Wilmer Cutler does legal work for most of the biggest banks, including Bank of America and Citigroup, and also represents Angelo Mozilo, the former chief executive officer of mortgage lender Countrywide Financial Corp.



Warren said that her meetings at the firm were informal and occurred roughly three or four times a year. Wilmer also paid her $10,000 in 2008 for an "educational program," her disclosure for that year shows. The discussions held in the firm's Boston office, she added, centered on bankruptcy law, her legal specialty.



"I was very careful," Warren said. "I never talked about TARP or the work of the Congressional Oversight Panel."



Overall, Warren said that she strove to go above and beyond the panel's ethics rules. "I added bells and whistles to what was needed," she said.



Painter, the University of Minnesota professor, said Congress made a mistake in setting up the oversight panel as a part-time job where members are allowed to do outside work.



In the antitrust case, Warren said she first discussed working as an expert witness in March 2008 with an attorney from a Miami law firm, Kenny Nachwalter PA, and filed a report with the court in July 2009. She said she was paid $50,000 for one report and $40,000 for a second one, receiving the money in 2010. Warren said that the reports won't become part of the court record in the case because she hasn't been deposed by the other side.

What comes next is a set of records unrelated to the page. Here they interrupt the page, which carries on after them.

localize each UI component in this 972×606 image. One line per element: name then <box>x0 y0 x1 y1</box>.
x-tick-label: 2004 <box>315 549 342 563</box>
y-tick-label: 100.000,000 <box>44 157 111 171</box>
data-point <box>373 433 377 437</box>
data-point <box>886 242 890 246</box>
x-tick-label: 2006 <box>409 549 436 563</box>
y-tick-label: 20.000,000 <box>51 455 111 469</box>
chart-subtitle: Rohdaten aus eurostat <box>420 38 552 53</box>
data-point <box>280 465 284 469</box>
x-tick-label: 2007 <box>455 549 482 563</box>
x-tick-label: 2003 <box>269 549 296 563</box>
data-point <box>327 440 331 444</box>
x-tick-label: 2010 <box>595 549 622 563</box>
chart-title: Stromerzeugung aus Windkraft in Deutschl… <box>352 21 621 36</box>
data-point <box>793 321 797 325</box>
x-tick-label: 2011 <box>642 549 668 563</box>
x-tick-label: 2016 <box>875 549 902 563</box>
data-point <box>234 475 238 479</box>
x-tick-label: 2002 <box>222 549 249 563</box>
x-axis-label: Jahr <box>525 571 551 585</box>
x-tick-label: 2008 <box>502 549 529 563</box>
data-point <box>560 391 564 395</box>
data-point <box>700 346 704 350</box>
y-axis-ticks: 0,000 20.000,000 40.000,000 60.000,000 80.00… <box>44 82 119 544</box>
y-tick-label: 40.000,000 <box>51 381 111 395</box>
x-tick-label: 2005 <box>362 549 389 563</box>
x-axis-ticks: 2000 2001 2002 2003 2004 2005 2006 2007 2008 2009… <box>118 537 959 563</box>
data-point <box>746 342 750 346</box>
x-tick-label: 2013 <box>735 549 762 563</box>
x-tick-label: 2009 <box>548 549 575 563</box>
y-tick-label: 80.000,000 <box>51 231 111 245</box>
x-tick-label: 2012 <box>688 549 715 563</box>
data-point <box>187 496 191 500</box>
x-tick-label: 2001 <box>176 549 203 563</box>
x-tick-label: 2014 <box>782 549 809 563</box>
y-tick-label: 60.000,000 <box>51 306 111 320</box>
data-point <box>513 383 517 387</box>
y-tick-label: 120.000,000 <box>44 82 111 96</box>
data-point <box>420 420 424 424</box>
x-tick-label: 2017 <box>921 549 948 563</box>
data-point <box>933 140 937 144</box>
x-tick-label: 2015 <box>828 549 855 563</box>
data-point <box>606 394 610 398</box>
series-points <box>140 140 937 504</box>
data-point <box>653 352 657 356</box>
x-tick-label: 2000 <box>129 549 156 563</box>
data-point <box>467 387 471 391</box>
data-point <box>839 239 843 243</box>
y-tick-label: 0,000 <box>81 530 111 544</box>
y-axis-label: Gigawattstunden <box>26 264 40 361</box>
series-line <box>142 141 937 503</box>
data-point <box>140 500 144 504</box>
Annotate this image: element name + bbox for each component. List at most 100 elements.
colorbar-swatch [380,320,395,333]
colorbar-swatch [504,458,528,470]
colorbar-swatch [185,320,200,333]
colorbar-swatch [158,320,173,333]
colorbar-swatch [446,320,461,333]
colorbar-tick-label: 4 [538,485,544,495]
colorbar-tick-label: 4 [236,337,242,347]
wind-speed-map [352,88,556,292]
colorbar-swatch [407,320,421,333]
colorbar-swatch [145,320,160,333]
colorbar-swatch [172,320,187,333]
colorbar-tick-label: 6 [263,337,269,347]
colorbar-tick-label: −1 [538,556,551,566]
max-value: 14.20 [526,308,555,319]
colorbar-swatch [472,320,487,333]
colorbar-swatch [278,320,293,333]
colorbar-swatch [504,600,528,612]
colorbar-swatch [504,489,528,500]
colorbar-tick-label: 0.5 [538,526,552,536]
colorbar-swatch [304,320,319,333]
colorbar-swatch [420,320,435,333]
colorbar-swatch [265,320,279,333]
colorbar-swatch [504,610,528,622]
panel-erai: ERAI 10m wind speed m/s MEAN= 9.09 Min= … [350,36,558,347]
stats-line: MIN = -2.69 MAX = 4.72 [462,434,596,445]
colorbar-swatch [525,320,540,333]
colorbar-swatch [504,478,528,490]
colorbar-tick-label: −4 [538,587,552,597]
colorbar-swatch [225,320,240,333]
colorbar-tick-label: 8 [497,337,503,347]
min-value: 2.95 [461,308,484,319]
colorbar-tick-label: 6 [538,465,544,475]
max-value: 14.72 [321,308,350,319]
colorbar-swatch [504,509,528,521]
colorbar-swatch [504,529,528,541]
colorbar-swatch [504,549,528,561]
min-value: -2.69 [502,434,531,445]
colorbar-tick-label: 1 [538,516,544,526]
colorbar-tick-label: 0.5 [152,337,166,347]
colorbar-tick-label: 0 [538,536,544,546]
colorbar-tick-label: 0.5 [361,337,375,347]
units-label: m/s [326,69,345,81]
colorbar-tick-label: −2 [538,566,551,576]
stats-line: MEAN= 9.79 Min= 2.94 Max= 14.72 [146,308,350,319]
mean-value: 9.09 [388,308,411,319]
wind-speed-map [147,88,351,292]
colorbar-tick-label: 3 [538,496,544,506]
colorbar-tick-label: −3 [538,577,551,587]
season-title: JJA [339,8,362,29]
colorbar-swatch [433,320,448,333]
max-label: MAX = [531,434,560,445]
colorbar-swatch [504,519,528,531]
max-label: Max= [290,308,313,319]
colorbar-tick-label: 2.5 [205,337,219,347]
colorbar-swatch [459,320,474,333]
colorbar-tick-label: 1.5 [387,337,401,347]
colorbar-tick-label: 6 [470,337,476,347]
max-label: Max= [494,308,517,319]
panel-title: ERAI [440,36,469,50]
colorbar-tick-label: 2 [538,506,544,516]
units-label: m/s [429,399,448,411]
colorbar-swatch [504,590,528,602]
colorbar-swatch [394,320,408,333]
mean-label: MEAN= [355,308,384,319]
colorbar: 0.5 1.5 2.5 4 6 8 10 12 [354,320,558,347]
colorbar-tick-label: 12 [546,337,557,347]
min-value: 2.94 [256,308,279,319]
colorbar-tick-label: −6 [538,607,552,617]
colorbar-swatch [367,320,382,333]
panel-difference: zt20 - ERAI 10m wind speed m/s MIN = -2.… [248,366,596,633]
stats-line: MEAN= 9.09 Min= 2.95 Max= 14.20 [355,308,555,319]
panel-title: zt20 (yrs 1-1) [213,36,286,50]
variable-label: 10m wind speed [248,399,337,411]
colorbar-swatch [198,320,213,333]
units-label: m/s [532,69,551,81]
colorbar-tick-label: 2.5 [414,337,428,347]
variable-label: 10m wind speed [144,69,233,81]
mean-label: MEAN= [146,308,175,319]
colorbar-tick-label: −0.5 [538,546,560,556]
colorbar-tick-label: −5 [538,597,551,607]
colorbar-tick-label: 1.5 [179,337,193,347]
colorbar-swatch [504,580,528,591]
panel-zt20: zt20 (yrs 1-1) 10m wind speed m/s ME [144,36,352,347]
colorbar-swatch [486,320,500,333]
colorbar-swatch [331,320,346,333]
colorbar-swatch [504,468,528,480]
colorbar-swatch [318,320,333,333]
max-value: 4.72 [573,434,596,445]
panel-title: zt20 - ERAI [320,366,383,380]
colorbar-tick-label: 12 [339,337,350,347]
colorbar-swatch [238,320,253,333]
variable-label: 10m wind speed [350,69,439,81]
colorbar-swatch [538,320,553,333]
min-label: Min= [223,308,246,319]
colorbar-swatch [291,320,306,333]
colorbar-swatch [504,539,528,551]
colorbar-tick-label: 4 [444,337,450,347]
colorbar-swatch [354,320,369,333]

The lawsuit is "a very big issue for the credit card networks and issuers and there is a lot of money at stake," said Todd Zywicki, a professor at George Mason University School of Law who specializes in consumer credit issues and has followed the case. "Considering the way she used her chairmanship to browbeat the financial services industry in a very high-profile manner, the appearance here seems especially troubling."